After spending several hours outdoors over a two day period with heavy sun exposure, I can tell you (with utter disbelief) that it worked remarkably well… My skin didn’t get so much as a tinge of redness.

A more accurate assessment for its long-term effectiveness will be determined as summer progresses, but for now, I’m committed to using it through the end of August. So if you’re interested in an alternative to sunscreen, consider astaxanthin.

Resources:

March 2013 Usage Update

After loading up on astaxanthin for 60 days, I spent a week on the beach in Mexico and didn’t get sunburned. I’m of the opinion that, at lease anecdotally, it is a useful way to reduce sunburn. I’ll definitely keep using it for this reason.

2 Comments

Barbara Smith Monday at 12:21

Wow, our company just introduced Astaxanthin as a new product at our Feb. conference. I have not tried it and did not realize that it could be an alternative or to be used in conjunction with sunscreen. I know it is a powerful antioxidant. Thanks for the information.

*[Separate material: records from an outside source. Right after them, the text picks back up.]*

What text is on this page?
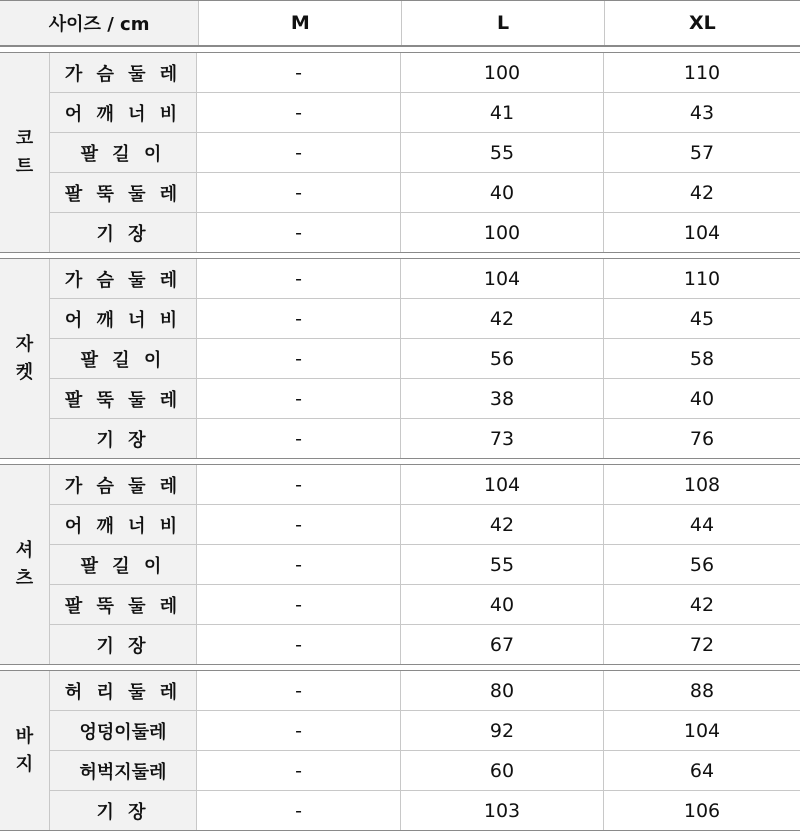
사이즈 / cm	M	L	XL
코트
가 슴 둘 레	-	100	110
어 깨 너 비	-	41	43
팔 길 이	-	55	57
팔 뚝 둘 레	-	40	42
기 장	-	100	104
자켓
가 슴 둘 레	-	104	110
어 깨 너 비	-	42	45
팔 길 이	-	56	58
팔 뚝 둘 레	-	38	40
기 장	-	73	76
셔츠
가 슴 둘 레	-	104	108
어 깨 너 비	-	42	44
팔 길 이	-	55	56
팔 뚝 둘 레	-	40	42
기 장	-	67	72
바지
허 리 둘 레	-	80	88
엉덩이둘레	-	92	104
허벅지둘레	-	60	64
기 장	-	103	106
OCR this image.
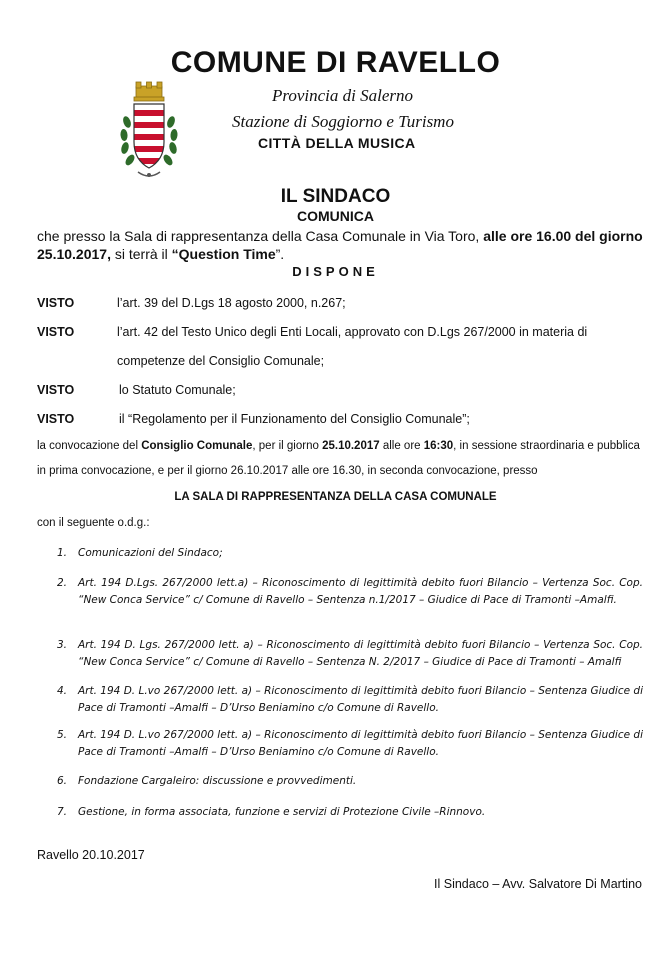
COMUNE DI RAVELLO
Provincia di Salerno
Stazione di Soggiorno e Turismo
CITTÀ DELLA MUSICA
IL SINDACO
COMUNICA
che presso la Sala di rappresentanza della Casa Comunale in Via Toro, alle ore 16.00 del giorno 25.10.2017, si terrà il “Question Time”.
DISPONE
VISTO	l’art. 39 del D.Lgs 18 agosto 2000, n.267;
VISTO	l’art. 42 del Testo Unico degli Enti Locali, approvato con D.Lgs 267/2000 in materia di
competenze del Consiglio Comunale;
VISTO	lo Statuto Comunale;
VISTO	il “Regolamento per il Funzionamento del Consiglio Comunale”;
la convocazione del Consiglio Comunale, per il giorno 25.10.2017 alle ore 16:30, in sessione straordinaria e pubblica
in prima convocazione, e per il giorno 26.10.2017 alle ore 16.30, in seconda convocazione, presso
LA SALA DI RAPPRESENTANZA DELLA CASA COMUNALE
con il seguente o.d.g.:
1. Comunicazioni del Sindaco;
2. Art. 194 D.Lgs. 267/2000 lett.a) – Riconoscimento di legittimità debito fuori Bilancio – Vertenza Soc. Cop. “New Conca Service” c/ Comune di Ravello – Sentenza n.1/2017 – Giudice di Pace di Tramonti –Amalfi.
3. Art. 194 D. Lgs. 267/2000 lett. a) – Riconoscimento di legittimità debito fuori Bilancio – Vertenza Soc. Cop. “New Conca Service” c/ Comune di Ravello – Sentenza N. 2/2017 – Giudice di Pace di Tramonti – Amalfi
4. Art. 194 D. L.vo 267/2000 lett. a) – Riconoscimento di legittimità debito fuori Bilancio – Sentenza Giudice di Pace di Tramonti –Amalfi – D’Urso Beniamino c/o Comune di Ravello.
5. Art. 194 D. L.vo 267/2000 lett. a) – Riconoscimento di legittimità debito fuori Bilancio – Sentenza Giudice di Pace di Tramonti –Amalfi – D’Urso Beniamino c/o Comune di Ravello.
6. Fondazione Cargaleiro: discussione e provvedimenti.
7. Gestione, in forma associata, funzione e servizi di Protezione Civile –Rinnovo.
Ravello 20.10.2017
Il Sindaco – Avv. Salvatore Di Martino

Christopher John Fiorentino Thursday at 07:50

I love Astaxanthin! I live by the beach and have had several patients tell me about Astaxanthin, so I started using it last month (I’m also fair-skinned). I often go to the beach or on hikes with my family on the weekends, and so far I haven’t gotten burned, and haven’t even gotten red either. Let’s compare notes after the summer – I have high hopes for it.